Suriye''deki savaş yeniden alevlendi: İşler nasıl bu noktaya geldi?

EURONEWS

2011'den bu yana çözümsüz kalan Suriye'deki savaş aniden yeniden alevlendi. Birçok bölgesel aktörün vekaleten destek verdiği anlaşmazlıkta taraflar savaş hatlarını yeniden belirlerken, Euronews size savaşın bağlamı ve ana aktörleri konusunda rehberlik ediyor.

Lübnan'da ateşkes zar zor devam ederken, neredeyse beş yıllık göreceli bir ateşkesin ardından muhaliflerden gelen yeni ve beklenmedik bir saldırı geçen haftadan bu yana Suriye'yi sarsıyor.

Devlet Başkanı Beşar Esad'ın Suriye Ordusu (SA), muhalif milislere karşı zemin kaybediyor.

Parçalanmış ülkenin istikrarsız dengesi, bölgede rekabet eden gruplar, milisler ve onların yabancı destekçileri arasında yaygın bir çatışmayı yeniden canlandırabilir.

Peki, bitmek bilmeyen Suriye çatışmasının kökenleri neler ve ana aktörler kim?

Çatışmanın ana savaşçıları

Bugünlerde Suriye'deki muhaliflerin askeri omurgasını, 2011'den 2017 ve 2020 yılları arasında ABD, Rusya, Türkiye, Ürdün ve İran tarafından sağlanan son üç ana ateşkese kadar Suriye çatışmasında faaliyet gösteren El Kaide kolu El Nusra Cephesi ile daha önce bağlantılı olan Sünni İslamcı grup Heyet Tahrir Şam (HTŞ) oluşturuyor.

Türkiye 2018'den bu yana HTŞ'yi terör örgütü olarak tanısa da muhalifleri kısmen destkeliyor. Esad hükümetine ise Rusya ve İran yardım ediyor.

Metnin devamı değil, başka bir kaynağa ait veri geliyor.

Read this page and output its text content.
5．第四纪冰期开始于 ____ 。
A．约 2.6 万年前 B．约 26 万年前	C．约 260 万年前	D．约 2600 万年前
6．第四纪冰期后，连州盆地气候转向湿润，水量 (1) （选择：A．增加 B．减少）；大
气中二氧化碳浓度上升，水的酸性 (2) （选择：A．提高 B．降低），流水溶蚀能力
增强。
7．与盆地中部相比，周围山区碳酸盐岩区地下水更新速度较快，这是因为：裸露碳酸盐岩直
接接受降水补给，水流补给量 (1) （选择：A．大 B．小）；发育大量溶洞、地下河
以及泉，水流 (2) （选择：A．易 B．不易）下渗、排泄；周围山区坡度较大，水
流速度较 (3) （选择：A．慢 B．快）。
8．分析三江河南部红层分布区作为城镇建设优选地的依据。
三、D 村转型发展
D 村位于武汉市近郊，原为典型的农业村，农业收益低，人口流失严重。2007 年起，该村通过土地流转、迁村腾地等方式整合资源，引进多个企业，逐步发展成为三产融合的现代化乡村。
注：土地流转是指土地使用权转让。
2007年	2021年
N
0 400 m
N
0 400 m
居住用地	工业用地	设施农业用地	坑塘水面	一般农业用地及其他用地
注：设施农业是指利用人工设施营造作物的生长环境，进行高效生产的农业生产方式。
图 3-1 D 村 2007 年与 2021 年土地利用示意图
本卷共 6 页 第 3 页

Suriye devleti 2011'deki Arap Baharı sırasında parçalanmaya başladı. Şiddetli bir iç savaş Orta Doğu ülkesini kasıp kavurdu ve 2011 öncesi nüfusun yaklaşık yüzde 1,5'ine tekabül eden 300.000'den fazla kişinin ölümüne neden oldu.

Kanlı çatışmanın başlangıcından bu yana başlıca savaşan taraflar, ideolojik olarak Baas Partisi'nin sosyalizmden ilham alan Arap milliyetçiliğine dayanan otokratik bir sistem olan Esad Hükümeti'ydi.

Suriye ve çok sayıda etnik grubu ve mezhebi bünyesinde barındıran toplumu, o zamanlar yüksek rütbeli bir subay olan ve Beşar Esad'ın babası Hafız Esad'ın askeri bir darbe ile iktidarı ele geçirdiği 1970 yılından bu yana bir bütündü.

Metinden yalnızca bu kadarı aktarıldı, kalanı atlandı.